Лодыженко задумчиво улыбнулся, посмотрел на младшего Мухтарова. Старший уже спрашивал:
— Совещание? Если действительно оно такое срочное, так начнем. Или, может, отложим до завтра?
— Нет, сегодня. Я хочу завтра уехать.
— Куда? Ведь практика заканчивается только двадцать пятого, а сегодня двенадцатое.
Абдулла сперва сел, а потом поднялся и оперся на стол. Расстегнул пальто. Саид предложил ему раздеться.
— Не стоит. Я очень спешу. Саид, это я написал заявление на тебя…
— Хорошо сделал, — улыбаясь, ответил ему Саид.
— Ты серьезно говоришь? — спросил Абдулла.
Тогда Саид перестал смеяться, подошел и стал рядом с братом, тоже опершись о стол.
— Конечно, шучу. Ты должен был бы посоветоваться со Щаповым или… или по крайней мере со мной.
Абдулла слушал брата и поглядывал на Лодыженко, который так близко принимал к сердцу их разговор. Ведь он, в этом нет сомнений, знает, о каком заявлении идет речь.
— Но я забирать его не буду. Лучше пускай так.
— Советую забрать.
— Мне неудобно. Меня могут обвинить в карьеризме и мало ли чего еще не выдумают.
— Ничего не выдумают, если… А впрочем, давай-ка послушаем постороннего человека. Семен, как ты советуешь поступить этому юноше?
— Двух мнений не может быть. Конечно, писать второе заявление будет еще смешнее. А самому надо пойти в ЦКК, рассказать им всю историю с отречением и прочее да забрать заявление — это настоящий партийный поступок. Конечно, если вы сами убеждены, что…

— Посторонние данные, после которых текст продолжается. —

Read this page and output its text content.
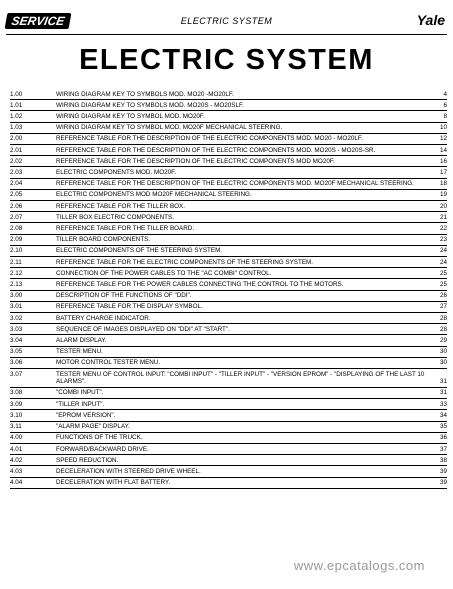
SERVICE	ELECTRIC SYSTEM	Yale
ELECTRIC SYSTEM
1.00	WIRING DIAGRAM KEY TO SYMBOLS MOD. MO20 -MO20LF.	4
1.01	WIRING DIAGRAM KEY TO SYMBOLS MOD. MO20S - MO20SLF.	6
1.02	WIRING DIAGRAM KEY TO SYMBOL MOD. MO20F.	8
1.03	WIRING DIAGRAM KEY TO SYMBOL MOD. MO20F MECHANICAL STEERING.	10
2.00	REFERENCE TABLE FOR THE DESCRIPTION OF THE ELECTRIC COMPONENTS MOD. MO20 - MO20LF.	12
2.01	REFERENCE TABLE FOR THE DESCRIPTION OF THE ELECTRIC COMPONENTS MOD. MO20S - MO20S-SR.	14
2.02	REFERENCE TABLE FOR THE DESCRIPTION OF THE ELECTRIC COMPONENTS MOD MO20F.	16
2.03	ELECTRIC COMPONENTS MOD. MO20F.	17
2.04	REFERENCE TABLE FOR THE DESCRIPTION OF THE ELECTRIC COMPONENTS MOD. MO20F MECHANICAL STEERING.	18
2.05	ELECTRIC COMPONENTS MOD MO20F MECHANICAL STEERING.	19
2.06	REFERENCE TABLE FOR THE TILLER BOX.	20
2.07	TILLER BOX ELECTRIC COMPONENTS.	21
2.08	REFERENCE TABLE FOR THE TILLER BOARD.	22
2.09	TILLER BOARD COMPONENTS.	23
2.10	ELECTRIC COMPONENTS OF THE STEERING SYSTEM.	24
2.11	REFERENCE TABLE FOR THE ELECTRIC COMPONENTS OF THE STEERING SYSTEM.	24
2.12	CONNECTION OF THE POWER CABLES TO THE "AC COMBI" CONTROL.	25
2.13	REFERENCE TABLE FOR THE POWER CABLES CONNECTING THE CONTROL TO THE MOTORS.	25
3.00	DESCRIPTION OF THE FUNCTIONS OF "DDI".	26
3.01	REFERENCE TABLE FOR THE DISPLAY SYMBOL.	27
3.02	BATTERY CHARGE INDICATOR.	28
3.03	SEQUENCE OF IMAGES DISPLAYED ON "DDI" AT "START".	28
3.04	ALARM DISPLAY.	29
3.05	TESTER MENU.	30
3.06	MOTOR CONTROL TESTER MENU.	30
3.07	TESTER MENU OF CONTROL INPUT: "COMBI INPUT" - "TILLER INPUT" - "VERSION EPROM" - "DISPLAYING OF THE LAST 10 ALARMS".	31
3.08	"COMBI INPUT".	31
3.09	"TILLER INPUT".	33
3.10	"EPROM VERSION".	34
3.11	"ALARM PAGE" DISPLAY.	35
4.00	FUNCTIONS OF THE TRUCK.	36
4.01	FORWARD/BACKWARD DRIVE.	37
4.02	SPEED REDUCTION.	38
4.03	DECELERATION WITH STEERED DRIVE WHEEL.	39
4.04	DECELERATION WITH FLAT BATTERY.	39
www.epcatalogs.com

— Я убедился в том, что поступил глупо, как мальчишка.
— Тем лучше для вас.
Саид подошел и сел рядом с Лодыженко.
— Ноя все-таки уеду, Саид-ака.
— Никуда ты не поедешь! Ты должен закончить практику. Десять дней… ты что же — шутишь с этим? Такая практика, на таком строительстве!
Убедившись в том, что Абдулла остается, добавил:
— А теперь вот что: у меня на сегодня есть приглашение. Я хотел бы воспользоваться им, но только вместе с вами.
— О нет, тут я уж буду непоколебим. У меня совещание, я должен рассказать об этом разговоре сегодня на бюро. Нет, нет. Идите вдвоем, а я побежал. Всего…
— Так не уедешь? — крикнул Саид вдогонку брату.
— Нет, — откликнулось эхом в передней, за дверью.
XVI
Все пошло кувырком после получения тревожного письма Преображенского. В стройной системе, созданной бессонными ночами, Амиджан Нур-Батулли не учел старого знакомства Преображенского с Любовью Прохоровной. Откуда ему было знать об этом? Преображенского он встретил впервые в тот день, когда, по совету друзей из Амритсара, рекомендовал его на должность референта музея. К тому же он и в глаза не видел этого человека. И надо же быть такой беде! Преображенский оказался демаскирован по меньшей мере в глазах третьего, пускай даже и одного человека. А кто может поручиться за то, что этот третий человек не сказал еще одному? Ведь у нее есть Мария. Преображенский так и пишет в своем тревожном письме, что у Любови Прохоровны нет никаких тайн от своей «экономки».